Dify v1.1.0 released: Use metadata to "label" knowledge bases, double RAG search efficiency

The new version of Dify v1.1.0 brings a revolutionary knowledge retrieval experience, and the metadata function doubles the efficiency.
Core content:
1. Metadata filtering improves knowledge base retrieval efficiency
2. The application value of metadata in RAG scenarios
3. The operation process and configuration method of metadata filtering
Today, we are pleased to announce the release of Dify v1.1.0, and the introduction of a new feature that uses "metadata" as a knowledge filter. By leveraging custom metadata attributes, metadata filtering can improve the efficiency and accuracy of retrieval of relevant data in the knowledge base. In the past, users could only search in large data sets, and could not filter or control access according to specific needs, making it difficult to quickly lock in the most relevant information. After the introduction of metadata, it is equivalent to labeling and categorizing the data, which greatly improves the efficiency and accuracy of retrieval. For users who need to manage massive amounts of information in RAG (retrieval enhanced generation) scenarios, metadata is even more important because it can help manage and access information more effectively.
What is metadata filtering?
Metadata is essentially "data about data". It provides additional context or attribute tags for the primary data, making search and retrieval more precise. For example, in a document management system, metadata may include document name, author, creation date, etc. With this structured information, the system is able to filter based on specific conditions, thereby retrieving relevant content more accurately.
Metadata filtering: making RAG applications more powerful
Metadata filtering can significantly improve the accuracy of RAG application searches, helping users quickly locate the documents they need and reduce irrelevant results. It strengthens data security through "access control" to ensure that only users with appropriate permissions can view sensitive information. In addition, metadata filtering can optimize search performance by accurately limiting the query scope, improving efficiency and saving computing resources. In the enterprise, this customization function is particularly useful, not only can it improve the user experience at once, but also make it easier to find the desired content in a large number of documents, and it is more intuitive to operate.

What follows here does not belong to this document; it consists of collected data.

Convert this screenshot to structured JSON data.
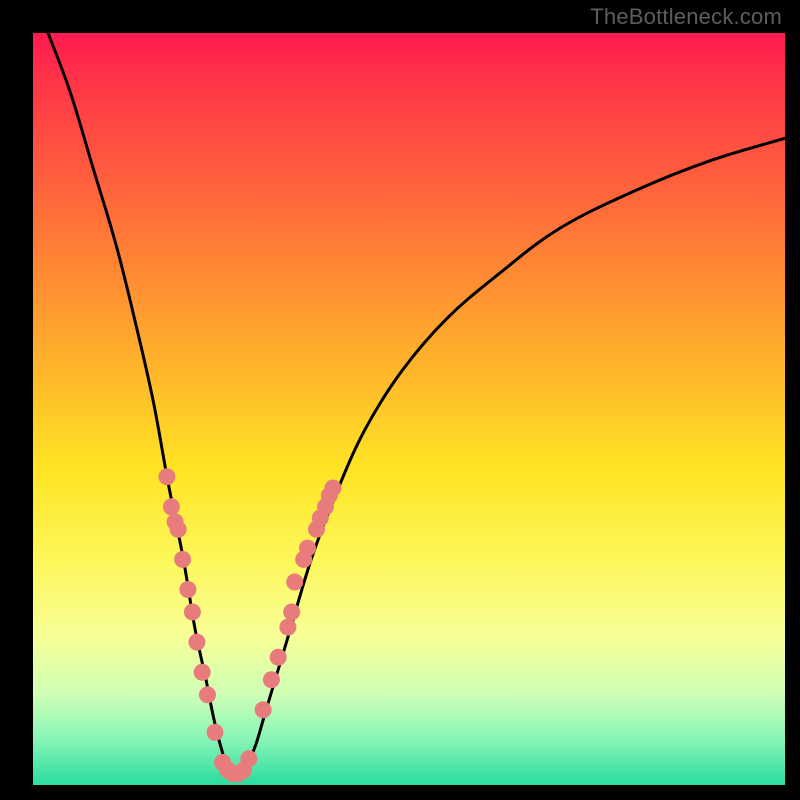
{
  "watermark": "TheBottleneck.com",
  "chart_data": {
    "type": "line",
    "title": "",
    "xlabel": "",
    "ylabel": "",
    "xlim": [
      0,
      100
    ],
    "ylim": [
      0,
      100
    ],
    "series": [
      {
        "name": "bottleneck-curve",
        "x": [
          2,
          5,
          8,
          11,
          13.5,
          16,
          18,
          20,
          21.5,
          23,
          24,
          25,
          26,
          27,
          28,
          29.5,
          31,
          34,
          37,
          40,
          44,
          49,
          55,
          62,
          70,
          80,
          90,
          100
        ],
        "y": [
          100,
          92,
          82,
          72,
          62,
          51,
          40,
          30,
          21,
          14,
          9,
          5,
          2,
          1,
          2,
          5,
          10,
          20,
          30,
          38,
          47,
          55,
          62,
          68,
          74,
          79,
          83,
          86
        ]
      }
    ],
    "markers": {
      "name": "highlight-dots",
      "color": "#e87b7b",
      "points": [
        {
          "x": 17.8,
          "y": 41
        },
        {
          "x": 18.4,
          "y": 37
        },
        {
          "x": 18.9,
          "y": 35
        },
        {
          "x": 19.3,
          "y": 34
        },
        {
          "x": 19.9,
          "y": 30
        },
        {
          "x": 20.6,
          "y": 26
        },
        {
          "x": 21.2,
          "y": 23
        },
        {
          "x": 21.8,
          "y": 19
        },
        {
          "x": 22.5,
          "y": 15
        },
        {
          "x": 23.2,
          "y": 12
        },
        {
          "x": 24.2,
          "y": 7
        },
        {
          "x": 25.2,
          "y": 3
        },
        {
          "x": 25.9,
          "y": 2
        },
        {
          "x": 26.6,
          "y": 1.5
        },
        {
          "x": 27.3,
          "y": 1.5
        },
        {
          "x": 28.0,
          "y": 2
        },
        {
          "x": 28.7,
          "y": 3.5
        },
        {
          "x": 30.6,
          "y": 10
        },
        {
          "x": 31.7,
          "y": 14
        },
        {
          "x": 32.6,
          "y": 17
        },
        {
          "x": 33.9,
          "y": 21
        },
        {
          "x": 34.4,
          "y": 23
        },
        {
          "x": 34.8,
          "y": 27
        },
        {
          "x": 36.0,
          "y": 30
        },
        {
          "x": 36.5,
          "y": 31.5
        },
        {
          "x": 37.7,
          "y": 34
        },
        {
          "x": 38.2,
          "y": 35.5
        },
        {
          "x": 38.9,
          "y": 37
        },
        {
          "x": 39.4,
          "y": 38.5
        },
        {
          "x": 39.9,
          "y": 39.5
        }
      ]
    },
    "gradient_stops": [
      {
        "pos": 0.0,
        "color": "#ff1a4f"
      },
      {
        "pos": 0.06,
        "color": "#ff3348"
      },
      {
        "pos": 0.18,
        "color": "#ff5a3e"
      },
      {
        "pos": 0.32,
        "color": "#ff8a33"
      },
      {
        "pos": 0.46,
        "color": "#ffba2a"
      },
      {
        "pos": 0.58,
        "color": "#ffe424"
      },
      {
        "pos": 0.7,
        "color": "#fdf75a"
      },
      {
        "pos": 0.8,
        "color": "#f8ff95"
      },
      {
        "pos": 0.88,
        "color": "#ceffb6"
      },
      {
        "pos": 0.94,
        "color": "#86f5b6"
      },
      {
        "pos": 1.0,
        "color": "#2bdc9f"
      }
    ]
  }
}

The following diagram shows the comparison between different access controls and explains how metadata filtering can achieve more fine-grained access management. Three filtering conditions are used in the example: privacylevel, uploader, and update_date. By adjusting the privacylevel, users' access rights to the RAG 2.0 roadmap can be controlled, allowing administrators to accurately determine which users can retrieve or view certain information, improving data access efficiency while ensuring security.
In short, metadata is like an intelligent knowledge filter that enables smarter, safer and more efficient information retrieval by adding contextual attributes and access control to data. Especially in RAG (retrieval-augmented generation) systems, it is necessary to balance the privacy and relevance of knowledge, and the importance of metadata is self-evident.
How to use metadata filtering to make knowledge retrieval more accurate?
Step 1: Add metadata to documents in the knowledge base
Users can add and manage metadata for documents in the knowledge base. Each document is automatically assigned some default metadata when it is created (such as file name, uploader, upload date, etc.). Users can also manually add new metadata fields, set field names and data types, and batch edit or modify existing documents. By tagging documents in this way, more structured information can be attached to the documents, making subsequent search and management more efficient.
Step 2: Configure metadata filtering in the application
Users can find the configuration entry for metadata filtering in the "Context" section of Chatbot, or in the knowledge retrieval node in Chatflow and Workflow, so as to accurately filter and retrieve information based on metadata attributes. Users can choose between automatic and manual filtering modes. In automatic mode, the system automatically extracts and generates filtering conditions based on the user's query; when manually configuring, users can set filtering conditions based on metadata field types (such as strings, numbers, or time), and set the relationship between multiple conditions to AND or OR.
Three major metadata types and application scenarios
We currently support three types of metadata: string, value, and time, which can be used flexibly according to actual scenarios. Here are some examples:
String metadata – improve contextual relevance String metadata can be used to filter out a large amount of information that is not relevant to the query, thereby returning results more accurately. For example, when a user searches for "project report", if the document carries metadata tags such as "marketing department" or "R&D department", documents related to these tags can be presented first in the search.
Value metadata – Enforce access control Numerical metadata can be used to restrict access to documents based on pre-defined criteria. For example, users can only retrieve documents with a privacy level above a certain threshold, ensuring secure and compliant data access.
Temporal metadata – managing document versions Time metadata can distinguish between old and new versions of a document. When content is updated and re-uploaded, the latest version can be retrieved first by filtering by time. If the uploader is set to the same user, it is also convenient to compare and test different versions uploaded in multiple batches, while ensuring consistency in document processing.